January 28, 2022 Update

Seems apposite
By Andy Delaney

I will attempt to write an update (on the weeks SCOV issues opinions) on a weekly basis this year. Will I succeed in doing so? Who knows?   

Two opinions this past week: one entry order and one regular opinion, both in criminal law.

 We’ll start with the entry order. Mr. Labrecque has been trying to get out of jail on bail for a few years now. He’s accused of repeatedly sexually assaulting his partner’s daughter. Last go-‘round, in July ’21, he got SCOV to reverse and remand on the trial court’s failure to properly consider his electronic-monitoring proposal. This sequel is a different story and SCOV affirms this hold-without-bail order. This time, the trial court did consider the electronic monitoring issue and decided against it for articulated reasons—specifically that his partner would be working 50 hours a week, defendant’s criminal history, and defendant’s proximity at the proposed residence to a school and teenagers. An interesting wrinkle here is that Odyssey (the relatively new e-filing system in Vermont) is involved and there’s an indication that counsel didn’t attend a hearing where a decision was issued because of Odyssey irregularities and two different appeals got filed as a result. SCOV just glosses right over those issues, even though to find jurisdiction it has to acknowledge that the record in Odyssey ain’t exactly accurate. At any rate, SCOV concludes that defendant’s criminal history and the evidence in the case weigh in favor of detention in this case, over any mitigation of public-safety concerns presented by electronic monitoring. State v. Labrecque, 2022 VT 6 (mem.)
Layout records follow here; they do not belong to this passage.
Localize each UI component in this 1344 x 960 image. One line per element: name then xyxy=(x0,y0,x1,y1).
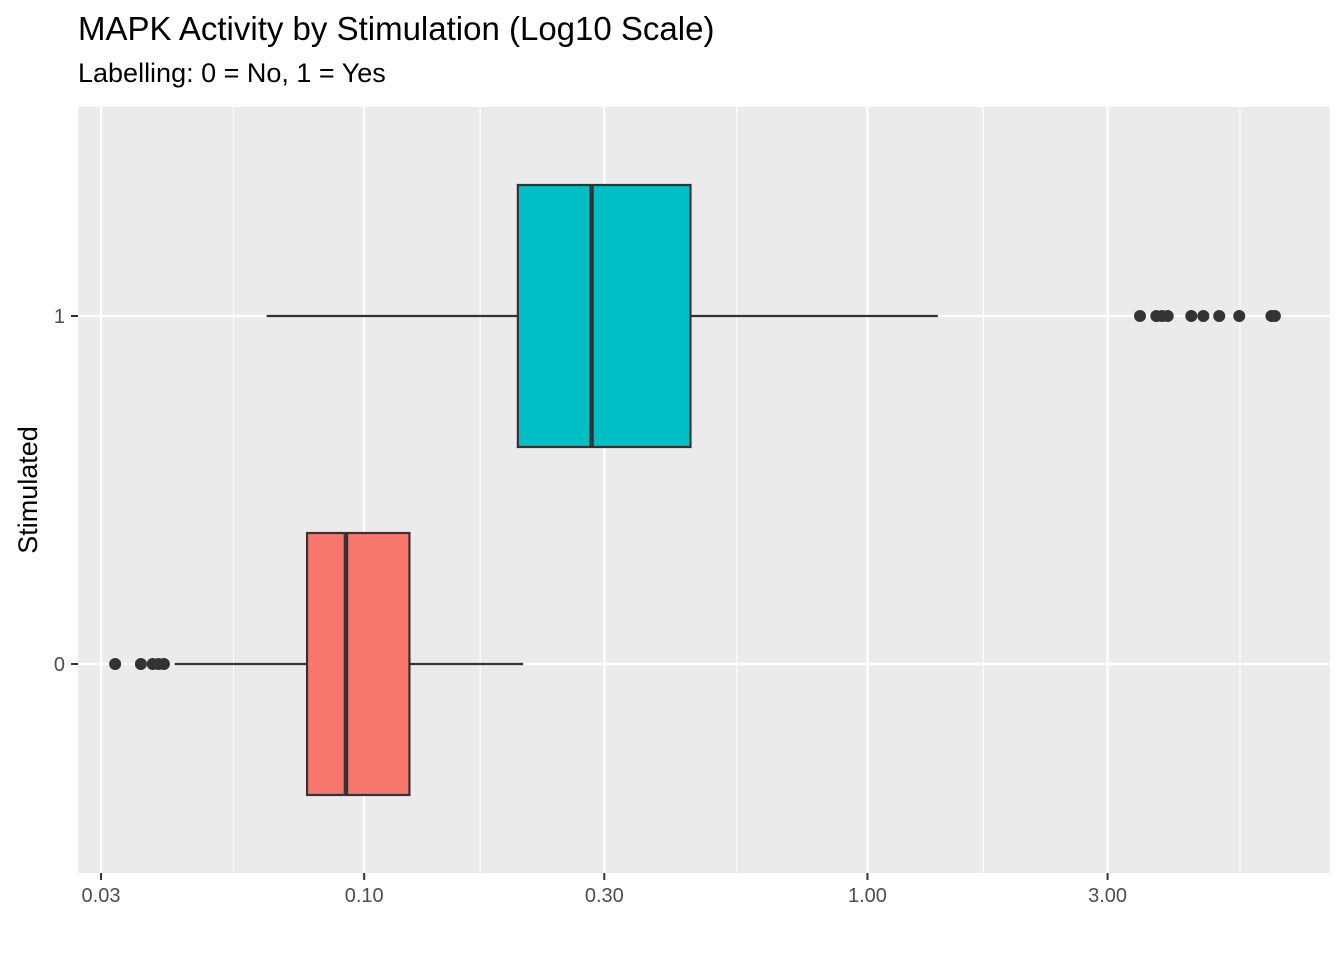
minor-gridlines xyxy=(232,107,1241,873)
y-axis-title: Stimulated xyxy=(13,426,43,554)
x-tick-label: 0.30 xyxy=(585,885,624,907)
x-tick-label: 1.00 xyxy=(848,885,887,907)
outlier-point xyxy=(1233,310,1246,322)
chart-title: MAPK Activity by Stimulation (Log10 Scal… xyxy=(78,10,715,47)
chart-subtitle: Labelling: 0 = No, 1 = Yes xyxy=(78,58,386,88)
outlier-point xyxy=(1185,310,1198,322)
box-group-1 xyxy=(266,183,1281,449)
x-tick-label: 0.10 xyxy=(345,885,384,907)
x-tick-label: 0.03 xyxy=(82,885,121,907)
box-iqr xyxy=(305,531,411,797)
outlier-point xyxy=(157,658,170,670)
box-layer xyxy=(109,183,1281,797)
outlier-point xyxy=(1134,310,1147,322)
y-tick-label: 0 xyxy=(54,654,65,676)
x-tick-label: 3.00 xyxy=(1088,885,1127,907)
outlier-point xyxy=(1213,310,1226,322)
axes-layer: 0.03 0.10 0.30 1.00 3.00 0 1 xyxy=(54,306,1127,907)
plot-panel xyxy=(78,107,1330,873)
outlier-point xyxy=(1161,310,1174,322)
outlier-point xyxy=(134,658,147,670)
y-tick-label: 1 xyxy=(54,306,65,328)
box-group-0 xyxy=(109,531,524,797)
box-iqr xyxy=(516,183,692,449)
outlier-point xyxy=(1268,310,1281,322)
outlier-point xyxy=(109,658,122,670)
outlier-point xyxy=(1197,310,1210,322)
This week’s full-court opinion is an interlocutory appeal on whether a person can be charged under the “luring a child” statute, when the person charged believes he’s communicating with an adult to arrange sexual contact with a child, and the child turns out to be fictitious. Survey says . . . Yep. Defendant met a woman in an online chat room who said she had a seven-year-old and thirteen-year-old daughter. Defendant attempted to arrange to have sex with the woman’s thirteen-year-old daughter. Turns out woman was a cop and thirteen-year-old daughter was not real. The police tracked down defendant and charged him under the statute. (A brief aside: in general, I don’t like the idea of law enforcement baiting people to commit crimes and then charging them, but here I can make an exception.)

Defendant moved to dismiss, arguing that he thought he was communicating with an adult woman, not a child and therefore the statute didn’t apply. The trial court reasoned that the statute prohibited solicitation “by any means” and that covered this situation. Defendant moved to reconsider and that was denied. Defendant then filed a second motion to dismiss, arguing that the statute requires existence and proof of a human child who is the subject of the solicitation, which was not present in his case. The trial court rejected the argument reasoning that the elements were satisfied in this factual scenario but certified the question for interlocutory appeal.

On appeal, SCOV affirms the trial court’s denial of defendant’s motions to dismiss, reasoning that the term “another person believed by the person to be a child” makes it clear that the only thing required is the defendant’s belief that a child exists, not an actual child. SCOV runs through some case law from other jurisdictions and explains that under the statute, the crime of solicitation is complete upon its attempt—there is no requirement of an act. This one goes back to the trial court for further proceedings. State v. Vogel, 2022 VT 5.